A few minutes later, I received a text message saying "plane crashes into Al-Yarmuk arms factory". I was confused and our national television channel, Sudan TV, naturally, was airing a music show. I logged into twitter and began making phone calls to understand what had just happened.
Not far from the factory, a fellow journalist and newlywed had no more idea than I. She heard the sound of planes followed by the loudest noise she had ever heard. Her building shook, and in panic the young couple struggled to gather their important documents and flee the house. In the street, they found women wrapped in bedsheets covering their nightgowns. My friend told me people were trying to run towards the Nile, thinking it the safest refuge from whatever it was that was happening. The cynical ones said this was our introduction to judgment day.
Shortly after the airstrike and explosion, government officials announced on TV and radio that this was an internal explosion due to maintenance. They denied the airstrike; it was a figment of imagination on the part of thousands of people living there who insisted that they had seen and heard planes.

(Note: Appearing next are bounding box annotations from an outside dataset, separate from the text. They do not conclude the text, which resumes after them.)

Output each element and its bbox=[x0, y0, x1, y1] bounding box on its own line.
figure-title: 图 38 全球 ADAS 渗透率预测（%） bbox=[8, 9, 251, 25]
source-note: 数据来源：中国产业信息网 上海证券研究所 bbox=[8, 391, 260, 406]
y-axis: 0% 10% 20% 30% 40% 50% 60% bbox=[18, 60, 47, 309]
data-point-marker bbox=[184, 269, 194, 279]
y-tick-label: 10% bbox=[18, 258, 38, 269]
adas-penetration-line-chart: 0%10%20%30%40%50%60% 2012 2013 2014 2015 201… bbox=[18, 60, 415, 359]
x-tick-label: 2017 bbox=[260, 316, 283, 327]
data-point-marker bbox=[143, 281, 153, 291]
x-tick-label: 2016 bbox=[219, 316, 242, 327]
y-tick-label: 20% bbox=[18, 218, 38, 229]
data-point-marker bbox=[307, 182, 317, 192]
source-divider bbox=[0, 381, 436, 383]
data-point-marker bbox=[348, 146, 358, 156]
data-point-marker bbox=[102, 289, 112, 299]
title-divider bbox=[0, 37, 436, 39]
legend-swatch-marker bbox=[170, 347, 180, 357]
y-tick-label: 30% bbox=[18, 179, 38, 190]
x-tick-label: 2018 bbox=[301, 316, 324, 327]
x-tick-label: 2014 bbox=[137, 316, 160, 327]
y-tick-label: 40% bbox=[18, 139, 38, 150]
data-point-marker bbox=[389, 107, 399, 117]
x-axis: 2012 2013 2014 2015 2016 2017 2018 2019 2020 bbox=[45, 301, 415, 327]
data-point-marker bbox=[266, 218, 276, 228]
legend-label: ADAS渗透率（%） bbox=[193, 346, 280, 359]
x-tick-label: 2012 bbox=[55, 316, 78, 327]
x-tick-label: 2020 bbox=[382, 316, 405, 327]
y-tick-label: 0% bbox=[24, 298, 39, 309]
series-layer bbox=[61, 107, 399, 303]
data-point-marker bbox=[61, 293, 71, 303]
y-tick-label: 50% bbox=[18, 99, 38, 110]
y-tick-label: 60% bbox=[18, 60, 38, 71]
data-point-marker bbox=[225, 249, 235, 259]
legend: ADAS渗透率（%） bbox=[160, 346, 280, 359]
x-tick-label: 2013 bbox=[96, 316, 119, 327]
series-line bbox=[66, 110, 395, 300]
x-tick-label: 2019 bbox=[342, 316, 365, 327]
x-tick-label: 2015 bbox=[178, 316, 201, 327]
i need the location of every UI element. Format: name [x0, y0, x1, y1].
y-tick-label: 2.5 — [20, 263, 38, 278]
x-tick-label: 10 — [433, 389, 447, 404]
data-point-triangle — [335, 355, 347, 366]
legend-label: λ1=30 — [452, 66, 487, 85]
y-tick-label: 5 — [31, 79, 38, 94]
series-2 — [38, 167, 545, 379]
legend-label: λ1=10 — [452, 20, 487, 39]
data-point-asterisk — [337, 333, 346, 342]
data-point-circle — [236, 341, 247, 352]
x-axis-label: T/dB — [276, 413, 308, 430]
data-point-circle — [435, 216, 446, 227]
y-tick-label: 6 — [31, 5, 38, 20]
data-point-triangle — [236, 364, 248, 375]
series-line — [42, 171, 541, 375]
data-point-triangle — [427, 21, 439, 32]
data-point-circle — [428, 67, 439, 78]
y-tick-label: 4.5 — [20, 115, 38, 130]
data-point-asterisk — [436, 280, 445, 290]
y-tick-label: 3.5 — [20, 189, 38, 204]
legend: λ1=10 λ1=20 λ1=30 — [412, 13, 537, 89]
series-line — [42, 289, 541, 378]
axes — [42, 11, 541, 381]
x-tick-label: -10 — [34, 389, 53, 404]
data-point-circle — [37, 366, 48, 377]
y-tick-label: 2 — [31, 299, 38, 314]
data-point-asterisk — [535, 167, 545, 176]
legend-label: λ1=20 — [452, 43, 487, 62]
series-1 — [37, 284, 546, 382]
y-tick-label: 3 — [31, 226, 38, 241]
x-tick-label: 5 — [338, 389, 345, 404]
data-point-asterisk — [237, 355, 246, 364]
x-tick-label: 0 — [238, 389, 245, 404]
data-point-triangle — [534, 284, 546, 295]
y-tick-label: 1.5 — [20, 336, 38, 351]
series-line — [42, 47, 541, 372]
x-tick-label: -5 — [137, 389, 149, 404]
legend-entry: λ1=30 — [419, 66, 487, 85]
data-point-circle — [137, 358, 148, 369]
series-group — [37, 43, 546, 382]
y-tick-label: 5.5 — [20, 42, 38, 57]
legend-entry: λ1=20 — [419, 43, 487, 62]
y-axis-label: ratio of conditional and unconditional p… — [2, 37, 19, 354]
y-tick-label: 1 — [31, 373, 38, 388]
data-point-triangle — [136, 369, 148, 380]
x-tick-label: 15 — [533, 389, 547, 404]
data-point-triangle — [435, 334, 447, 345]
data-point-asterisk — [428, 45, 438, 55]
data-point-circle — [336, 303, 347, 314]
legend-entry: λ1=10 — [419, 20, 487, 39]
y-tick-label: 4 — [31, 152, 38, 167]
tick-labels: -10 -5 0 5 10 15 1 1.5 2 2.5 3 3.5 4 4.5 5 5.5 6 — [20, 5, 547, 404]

For years, the Sudanese government successfully rallied people around it in times of crisis, from the International Criminal Court's arrest warrant to the 2008 Darfur rebels invading Khartoum state and the recent conflict with South Sudan. However, this time, the public felt disconnected from the government's convoluted relations with other countries, and frustrated about the unnecessary loss of life and property damage. Although Israel has yet to confirm or deny this particular airstrike, since 2009, Israel has bombed Eastern Sudan for alleged arms smuggling to Gaza.
Emerging details remain confusing; we were told that the airstrikes were because the factory made weapons for Iran. The government, naturally, denied those allegations, and instead what happened was that they prohibited newspapers from writing about this issue. In fact, two years earlier, they temporarily suspended a newspaper for writing about a Khartoum-based factory that made weapons for Iran. So much for treating Sudanese people like adults.
So it was a sad Eid this year in Khartoum. A few days before the airstrike, sewage water exploded in Khartoum North, flooding houses. Just days later, it was the turn of people in Southern Khartoum who had a few sleepless nights when houses collapsed due to the airstrikes and subsequent explosion. Fires burst out again twice after the explosion, spreading fear and anger towards a government that had failed to take responsibility for what had happened.
Commenting on the ongoing fire at the factory, the spokesperson of the Sudanese army said that the firemen couldn't reach some trees the first time. Nobody really believes anything they are told.